Elsewhere, comments from Fed Board of Governors Christopher Waller also appear to underpin US Treasury yields and the greenback’s recent bullishness. The policymaker said he supports a further 50 basis point hike in interest rates at the next Fed meetings and that interest rates should stay above neutral by the end of the year to ease demand, Reuters reported.

It should be noted that a two month high in oil prices of around $116.50 at press time is also weighing on the INR due to India’s record deficit and heavy reliance on energy imports.

Looking ahead, India’s January-March GDP, which is expected to come in at 4.0% yoy versus 5.4% yoy, appears to be an immediate catalyst for USD/INR pair traders.
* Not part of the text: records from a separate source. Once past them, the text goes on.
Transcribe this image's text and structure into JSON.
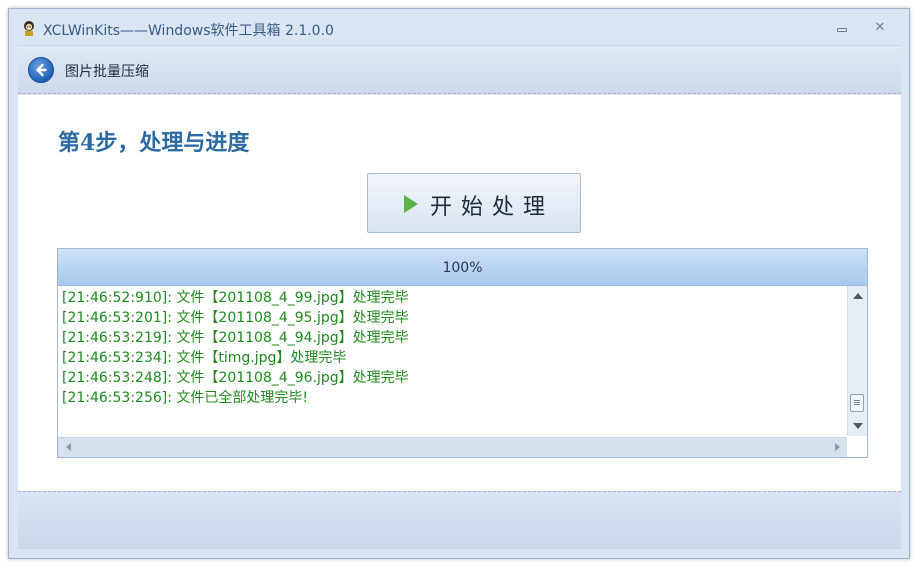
{
  "window": {
    "title": "XCLWinKits——Windows软件工具箱 2.1.0.0",
    "minimize_glyph": "",
    "close_glyph": "✕"
  },
  "nav": {
    "title": "图片批量压缩"
  },
  "step": {
    "title_prefix": "第",
    "title_number": "4",
    "title_suffix": "步，处理与进度"
  },
  "start_button": {
    "label": "开始处理"
  },
  "progress": {
    "percent": 100,
    "label": "100%"
  },
  "log": {
    "lines": [
      "[21:46:52:910]: 文件【201108_4_99.jpg】处理完毕",
      "[21:46:53:201]: 文件【201108_4_95.jpg】处理完毕",
      "[21:46:53:219]: 文件【201108_4_94.jpg】处理完毕",
      "[21:46:53:234]: 文件【timg.jpg】处理完毕",
      "[21:46:53:248]: 文件【201108_4_96.jpg】处理完毕",
      "[21:46:53:256]: 文件已全部处理完毕!"
    ]
  },
  "colors": {
    "accent": "#2c6aa1",
    "log_text": "#1f8a1f",
    "window_bg": "#d9e5f3"
  }
}
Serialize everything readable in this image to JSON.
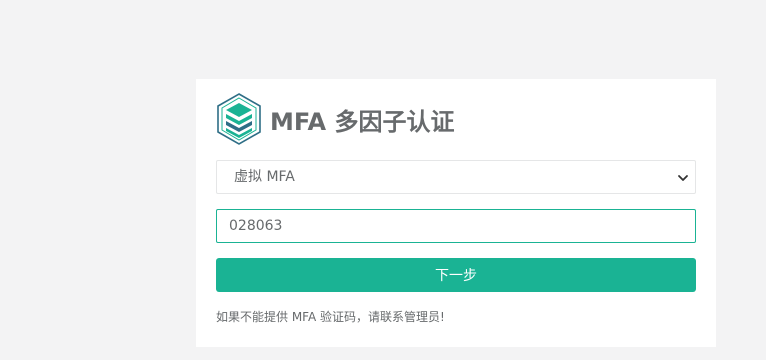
{
  "header": {
    "title": "MFA 多因子认证",
    "logo_icon": "layered-hexagon-logo-icon",
    "logo_colors": [
      "#1ab394",
      "#2e6e86"
    ]
  },
  "form": {
    "mfa_type": {
      "selected": "虚拟 MFA",
      "icon": "chevron-down-icon"
    },
    "code_input": {
      "value": "028063"
    },
    "submit_label": "下一步"
  },
  "help": {
    "text": "如果不能提供 MFA 验证码，请联系管理员!"
  },
  "colors": {
    "accent": "#1ab394",
    "text": "#676a6c",
    "background": "#f3f3f4",
    "card": "#ffffff",
    "border": "#e5e6e7"
  }
}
After that, the Chicago Purchasing Managers’ Index and the Dallas Fed Manufacturing Business Index for May will grace the daily calendar. The Biden-Powell talks and geopolitical headlines from the Eurogroup meeting will be decisive for the rate.

Technical Analysis

The higher-low formation joins the bullish RSI divergence to hold USD/INR buyers hoping to break the immediate 77.30-77.80 trading range on the upside.